Bio

Yifei Li is a Ph.D. candidate in EECS at MIT CSAIL in the Computational Design and Fabrication Group, advised by Prof. Wojciech Matusik. Her research lies at the intersection of computer graphics, differentiable physical simulation, computational design, and machine learning, with a focus on hybrid neural-physics methods for self-adaptive physical systems. She is the recipient of the MIT Stata Family Presidential Fellowship and was named to Rising Stars in Computer Graphics. Yifei received a B.S. in Computer Science from Carnegie Mellon University. She has held research internships at Meta Reality Labs, NVIDIA, Boston Dynamics AI Institute, and Facebook AI Research.

Trustworthy AI in Energy Systems: Shaping the Energy-Intelligence Future

Next-generation engineered systems, from artificial hearts that adapt pumping waveforms to medical sleeves that reshape fabric panels around healing limbs, must continually update geometry, material parameters, and control policies in response to streaming data. Achieving this vision requires computational frameworks that couple high-fidelity continuum mechanics with data-driven learning. Classical simulators offer physical fidelity but are slow and non-differentiable, blocking inverse design and real-time adaptation. Purely neural surrogates are fast and differentiable, yet demand large datasets and often drift from governing laws. My research develops hybrid neural-physics methods that retain first-principles accuracy while exposing exact gradients, bridging simulation and machine learning for adaptive continuum systems.

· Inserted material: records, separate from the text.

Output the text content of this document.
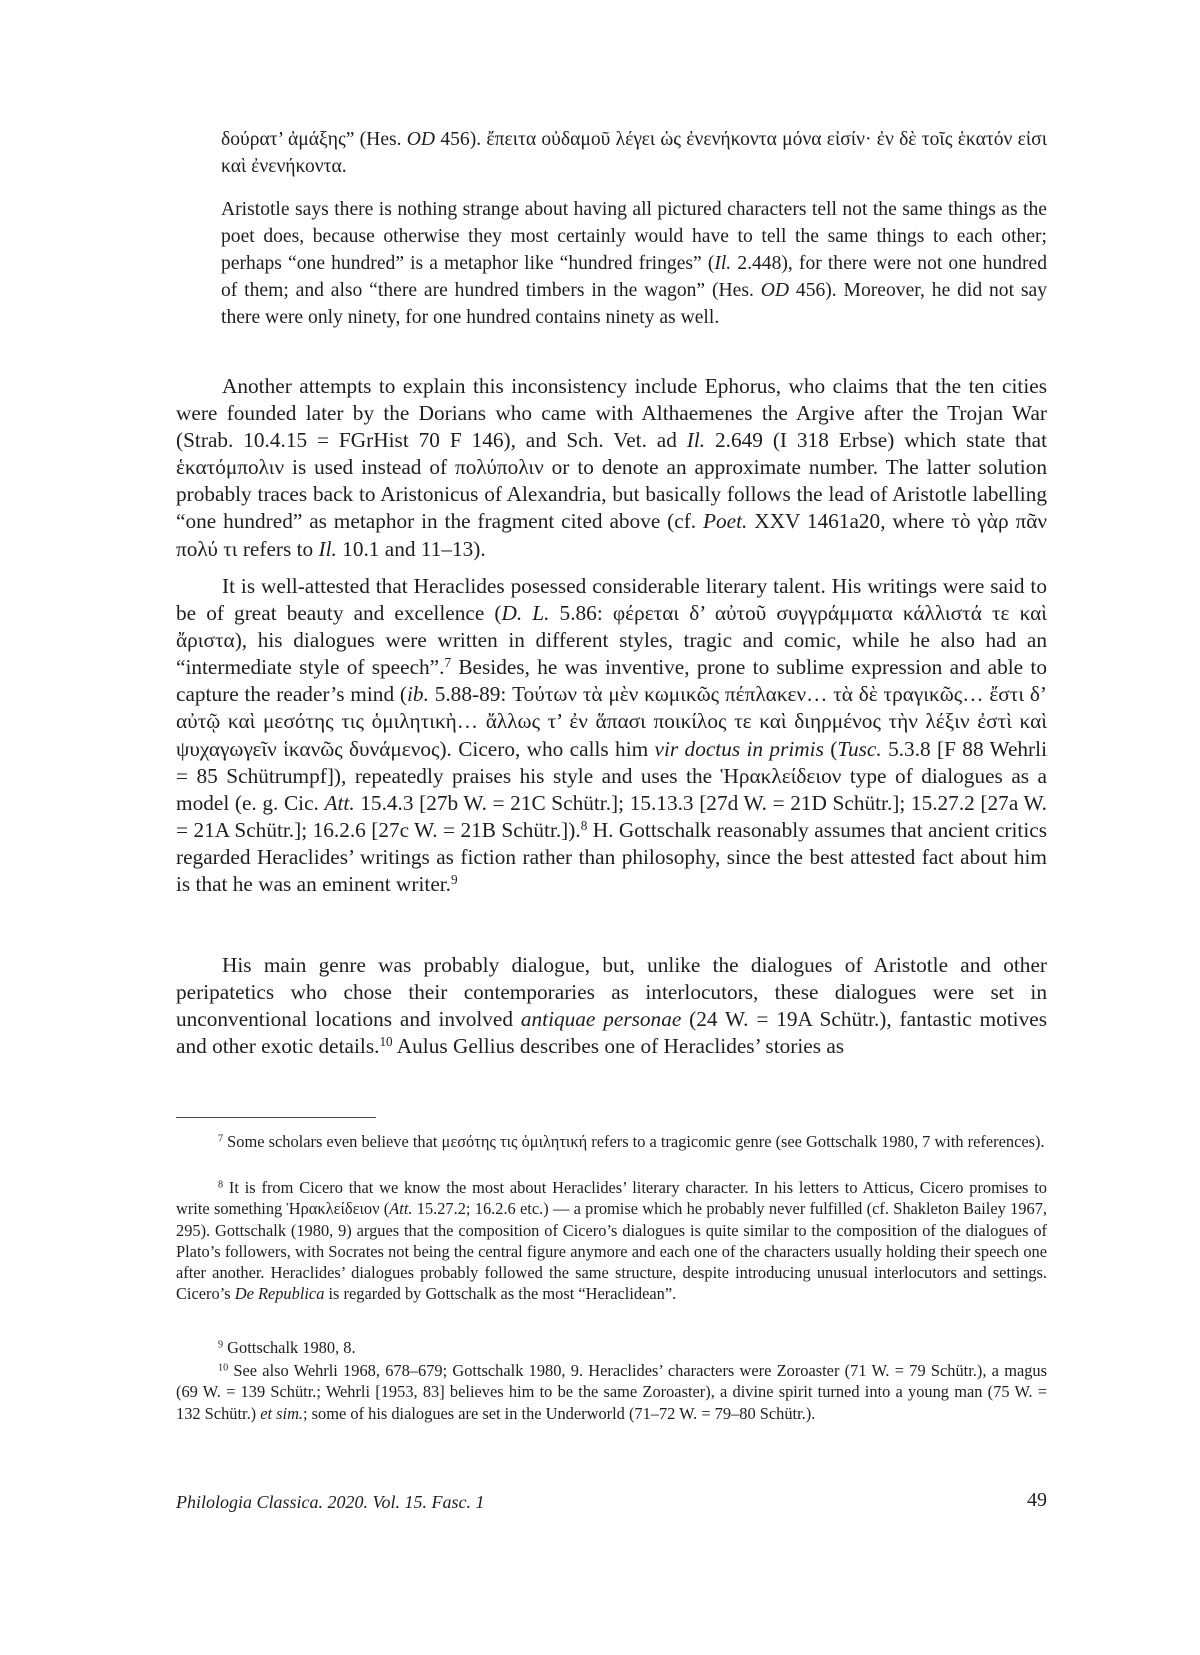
δούρατ’ ἀμάξης” (Hes. OD 456). ἔπειτα οὐδαμοῦ λέγει ὡς ἐνενήκοντα μόνα εἰσίν· ἐν δὲ τοῖς ἑκατόν εἰσι καὶ ἐνενήκοντα.

Aristotle says there is nothing strange about having all pictured characters tell not the same things as the poet does, because otherwise they most certainly would have to tell the same things to each other; perhaps “one hundred” is a metaphor like “hundred fringes” (Il. 2.448), for there were not one hundred of them; and also “there are hundred timbers in the wagon” (Hes. OD 456). Moreover, he did not say there were only ninety, for one hundred contains ninety as well.

Another attempts to explain this inconsistency include Ephorus, who claims that the ten cities were founded later by the Dorians who came with Althaemenes the Argive after the Trojan War (Strab. 10.4.15 = FGrHist 70 F 146), and Sch. Vet. ad Il. 2.649 (I 318 Erbse) which state that ἑκατόμπολιν is used instead of πολύπολιν or to denote an approximate number. The latter solution probably traces back to Aristonicus of Alexandria, but basically follows the lead of Aristotle labelling “one hundred” as metaphor in the fragment cited above (cf. Poet. XXV 1461a20, where τὸ γὰρ πᾶν πολύ τι refers to Il. 10.1 and 11–13).

It is well-attested that Heraclides posessed considerable literary talent. His writings were said to be of great beauty and excellence (D. L. 5.86: φέρεται δ’ αὐτοῦ συγγράμματα κάλλιστά τε καὶ ἄριστα), his dialogues were written in different styles, tragic and comic, while he also had an “intermediate style of speech”.$^7$ Besides, he was inventive, prone to sublime expression and able to capture the reader’s mind (ib. 5.88-89: Τούτων τὰ μὲν κωμικῶς πέπλακεν… τὰ δὲ τραγικῶς… ἔστι δ’ αὐτῷ καὶ μεσότης τις ὁμιλητικὴ… ἄλλως τ’ ἐν ἅπασι ποικίλος τε καὶ διηρμένος τὴν λέξιν ἐστὶ καὶ ψυχαγωγεῖν ἱκανῶς δυνάμενος). Cicero, who calls him vir doctus in primis (Tusc. 5.3.8 [F 88 Wehrli = 85 Schütrumpf]), repeatedly praises his style and uses the Ἡρακλείδειον type of dialogues as a model (e. g. Cic. Att. 15.4.3 [27b W. = 21C Schütr.]; 15.13.3 [27d W. = 21D Schütr.]; 15.27.2 [27a W. = 21A Schütr.]; 16.2.6 [27c W. = 21B Schütr.]).$^8$ H. Gottschalk reasonably assumes that ancient critics regarded Heraclides’ writings as fiction rather than philosophy, since the best attested fact about him is that he was an eminent writer.$^9$

His main genre was probably dialogue, but, unlike the dialogues of Aristotle and other peripatetics who chose their contemporaries as interlocutors, these dialogues were set in unconventional locations and involved antiquae personae (24 W. = 19A Schütr.), fantastic motives and other exotic details.$^{10}$ Aulus Gellius describes one of Heraclides’ stories as

$^7$ Some scholars even believe that μεσότης τις ὁμιλητική refers to a tragicomic genre (see Gottschalk 1980, 7 with references).

$^8$ It is from Cicero that we know the most about Heraclides’ literary character. In his letters to Atticus, Cicero promises to write something Ἡρακλείδειον (Att. 15.27.2; 16.2.6 etc.) — a promise which he probably never fulfilled (cf. Shakleton Bailey 1967, 295). Gottschalk (1980, 9) argues that the composition of Cicero’s dialogues is quite similar to the composition of the dialogues of Plato’s followers, with Socrates not being the central figure anymore and each one of the characters usually holding their speech one after another. Heraclides’ dialogues probably followed the same structure, despite introducing unusual interlocutors and settings. Cicero’s De Republica is regarded by Gottschalk as the most “Heraclidean”.

$^9$ Gottschalk 1980, 8.

$^{10}$ See also Wehrli 1968, 678–679; Gottschalk 1980, 9. Heraclides’ characters were Zoroaster (71 W. = 79 Schütr.), a magus (69 W. = 139 Schütr.; Wehrli [1953, 83] believes him to be the same Zoroaster), a divine spirit turned into a young man (75 W. = 132 Schütr.) et sim.; some of his dialogues are set in the Underworld (71–72 W. = 79–80 Schütr.).

Philologia Classica. 2020. Vol. 15. Fasc. 1	49
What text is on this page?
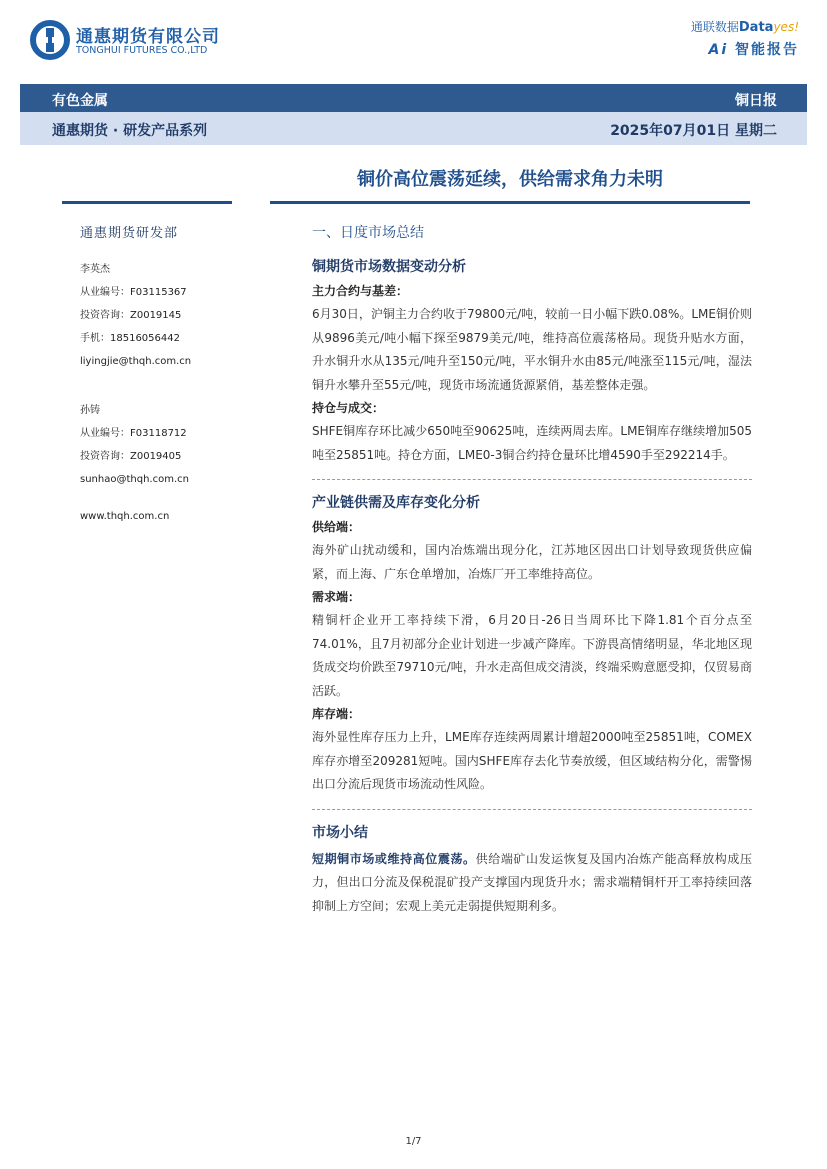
通惠期货有限公司
TONGHUI FUTURES CO.,LTD
通联数据Datayes!
Ai 智能报告
有色金属	铜日报
通惠期货 · 研发产品系列	2025年07月01日 星期二
铜价高位震荡延续，供给需求角力未明
通惠期货研发部
李英杰
从业编号：F03115367
投资咨询：Z0019145
手机：18516056442
liyingjie@thqh.com.cn
孙铸
从业编号：F03118712
投资咨询：Z0019405
sunhao@thqh.com.cn
www.thqh.com.cn
一、日度市场总结
铜期货市场数据变动分析
主力合约与基差：
6月30日，沪铜主力合约收于79800元/吨，较前一日小幅下跌0.08%。LME铜价则从9896美元/吨小幅下探至9879美元/吨，维持高位震荡格局。现货升贴水方面，升水铜升水从135元/吨升至150元/吨，平水铜升水由85元/吨涨至115元/吨，湿法铜升水攀升至55元/吨，现货市场流通货源紧俏，基差整体走强。
持仓与成交：
SHFE铜库存环比减少650吨至90625吨，连续两周去库。LME铜库存继续增加505吨至25851吨。持仓方面，LME0-3铜合约持仓量环比增4590手至292214手。
产业链供需及库存变化分析
供给端：
海外矿山扰动缓和，国内冶炼端出现分化，江苏地区因出口计划导致现货供应偏紧，而上海、广东仓单增加，冶炼厂开工率维持高位。
需求端：
精铜杆企业开工率持续下滑，6月20日-26日当周环比下降1.81个百分点至74.01%，且7月初部分企业计划进一步减产降库。下游畏高情绪明显，华北地区现货成交均价跌至79710元/吨，升水走高但成交清淡，终端采购意愿受抑，仅贸易商活跃。
库存端：
海外显性库存压力上升，LME库存连续两周累计增超2000吨至25851吨，COMEX库存亦增至209281短吨。国内SHFE库存去化节奏放缓，但区域结构分化，需警惕出口分流后现货市场流动性风险。
市场小结
短期铜市场或维持高位震荡。供给端矿山发运恢复及国内冶炼产能高释放构成压力，但出口分流及保税混矿投产支撑国内现货升水；需求端精铜杆开工率持续回落抑制上方空间；宏观上美元走弱提供短期利多。
1/7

The first step was to establish that high-fidelity solvers could be made differentiable while preserving physical laws. By back-propagating exact derivatives in deformable solids and enforcing fluid dynamics in topology optimization, I demonstrated that one can perform large-scale, gradient-based design in both cloth and fluidic systems. These solvers also unlocked an interface for neural design and control with physics knowledge. By backpropagating the gradients to neural network parameters, these systems enabled tasks such as artificial-heart design and control. In parallel, I developed pipelines for real-to-sim tasks, reconstructing body shape, fabric, and material parameters directly from observations to yield digital humans whose motion and drape align with reality.

These advances naturally motivated the need for modularity: an engine that allows physics-based components and neural surrogates to coexist within one framework. My recent work on Neural Modular Physics introduces such a composable architecture, conserving physical invariants while enabling hybridization where models are uncertain.

Looking forward, I aim to generalize this agenda into a unified differentiable multi-physics framework that couples solids, fluids, and deformables, while maintaining robust sim-to-real pipelines. This hybrid approach transforms simulation into a continuously learning, self-redesigning engine for adaptive physical systems.